What happened
Doyu International (DOYU -3.75%) shareholders beat the market in early trading on Thursday, with shares rising 16% by 11 a.m. The S&P 500 was up roughly 1.5% in that time.
Shares surged on news that the Chinese video game streaming platform may be exiting the public markets.
So what
Tencent Holdings (TCEHY -0.94%), which owns roughly 37% of DoYu's stock, is planning to take the company private in a deal sometime this year, according to Reuters. The video game giant would presumably pay a premium to the price that the tech stock was trading at before the buyout news became public. That factor is the main reason driving up shares of DoYu, which focuses on streaming video game content in China.
Now what
There's no indication yet about the exact timing of the deal or the price that Tencent will agree to pay to take DoYu private. Any proposed deal would likely face a few regulatory hurdles, too. DoYu's attempt to merge with a peer streaming network was blocked by Chinese regulators in late 2020, after all.

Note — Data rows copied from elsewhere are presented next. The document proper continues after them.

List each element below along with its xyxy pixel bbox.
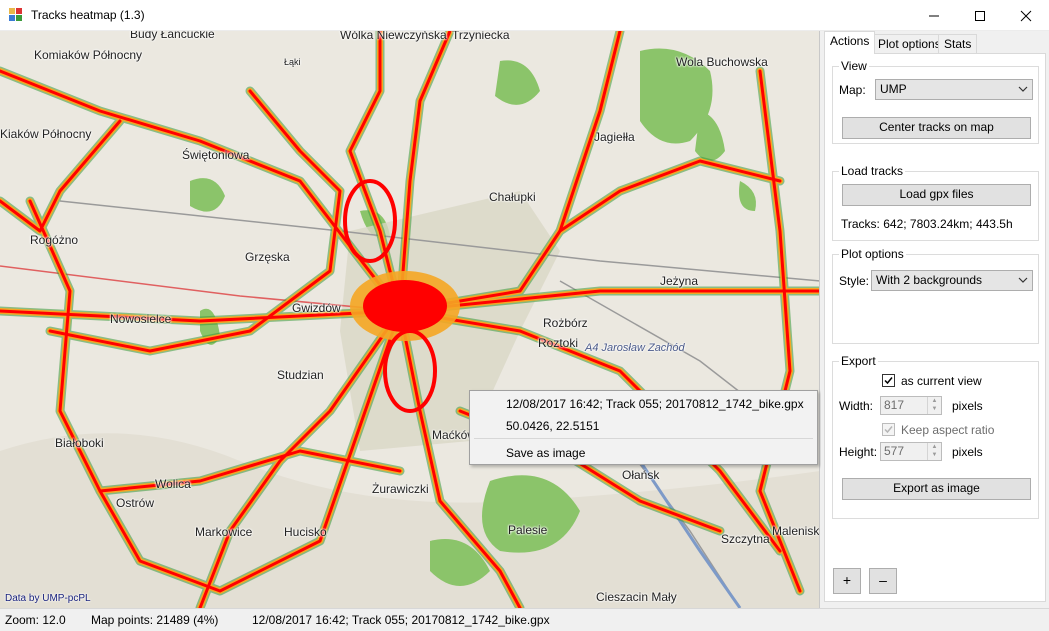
map-label-zurawiczki: Żurawiczki [372, 482, 429, 496]
maximize-icon [975, 10, 985, 21]
map-label-maleniska: Maleniska [772, 524, 820, 538]
close-icon [1020, 10, 1032, 21]
map-label-jagiella: Jagiełła [594, 130, 635, 144]
keep-aspect-checkbox[interactable] [882, 423, 895, 436]
map-label-rozborz: Rożbórz [543, 316, 588, 330]
map-label-budy: Budy Łańcuckie [130, 31, 215, 41]
map-label: Map: [839, 83, 866, 97]
map-label-wolica: Wolica [155, 477, 191, 491]
keep-aspect-label: Keep aspect ratio [901, 423, 995, 437]
title-bar: Tracks heatmap (1.3) [0, 0, 1049, 31]
height-spinner[interactable]: ▲ ▼ [927, 443, 941, 460]
view-group-title: View [839, 59, 869, 73]
center-tracks-button[interactable]: Center tracks on map [842, 117, 1031, 139]
checkmark-icon [884, 377, 893, 385]
width-input[interactable]: 817 ▲ ▼ [880, 396, 942, 415]
map-label-hucisko: Hucisko [284, 525, 327, 539]
style-label: Style: [839, 274, 870, 288]
as-current-view-checkbox[interactable] [882, 374, 895, 387]
height-label: Height: [839, 445, 878, 459]
plot-options-group: Plot options Style: With 2 backgrounds [832, 247, 1039, 344]
load-tracks-group: Load tracks Load gpx files Tracks: 642; … [832, 164, 1039, 241]
map-label-szczytna: Szczytna [721, 532, 770, 546]
height-value: 577 [884, 444, 905, 458]
map-label-roztoki: Roztoki [538, 336, 579, 350]
zoom-out-button[interactable]: – [869, 568, 897, 594]
style-select[interactable]: With 2 backgrounds [871, 270, 1033, 291]
map-label-kiakow: Kiaków Północny [0, 127, 92, 141]
map-label-a4: A4 Jarosław Zachód [585, 342, 685, 354]
map-label-studzian: Studzian [277, 368, 324, 382]
right-panel: Actions Plot options Stats View Map: UMP… [821, 31, 1049, 608]
context-menu: 12/08/2017 16:42; Track 055; 20170812_17… [469, 390, 818, 465]
export-as-image-button[interactable]: Export as image [842, 478, 1031, 500]
status-zoom: Zoom: 12.0 [5, 613, 66, 627]
tab-actions[interactable]: Actions [824, 31, 876, 54]
width-spinner[interactable]: ▲ ▼ [927, 397, 941, 414]
map-label-laki: Łąki [284, 57, 301, 67]
heatmap-map[interactable]: Budy Łańcuckie Komiaków Północny Łąki Wó… [0, 31, 820, 608]
context-menu-track-info[interactable]: 12/08/2017 16:42; Track 055; 20170812_17… [506, 397, 804, 411]
zoom-in-button[interactable]: + [833, 568, 861, 594]
context-menu-coordinates[interactable]: 50.0426, 22.5151 [506, 419, 599, 433]
plot-options-group-title: Plot options [839, 247, 906, 261]
load-gpx-button[interactable]: Load gpx files [842, 184, 1031, 206]
map-label-wola: Wola Buchowska [676, 55, 768, 69]
status-bar: Zoom: 12.0 Map points: 21489 (4%) 12/08/… [0, 608, 1049, 631]
map-label-gwizdow: Gwizdów [292, 301, 341, 315]
view-group: View Map: UMP Center tracks on map [832, 59, 1039, 144]
status-map-points: Map points: 21489 (4%) [91, 613, 219, 627]
width-unit: pixels [952, 399, 983, 413]
map-label-swietoniowa: Świętoniowa [182, 148, 250, 162]
map-label-ostrow: Ostrów [116, 496, 155, 510]
map-label-nowosielce: Nowosielce [110, 312, 172, 326]
tab-stats[interactable]: Stats [938, 34, 978, 54]
minimize-icon [929, 15, 939, 16]
width-value: 817 [884, 398, 905, 412]
map-label-jezyna: Jeżyna [660, 274, 699, 288]
width-label: Width: [839, 399, 874, 413]
map-label-cieszacin: Cieszacin Mały [596, 590, 677, 604]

Those factors imply that Thursday's stock price rally might easily reverse itself as more details emerge of DoYu's plans to go private. That's why it makes more sense for investors to focus on the company's growth fundamentals when considering whether to buy the stock.
Revenue fell in the most recent quarter, for example, and the company is still unprofitable. DoYu hasn't yet found a clear path toward sustainably improving those core metrics, and so stock returns might remain meager. Look for a key operating update from DoYu in its Q4 announcement sometime around mid-March.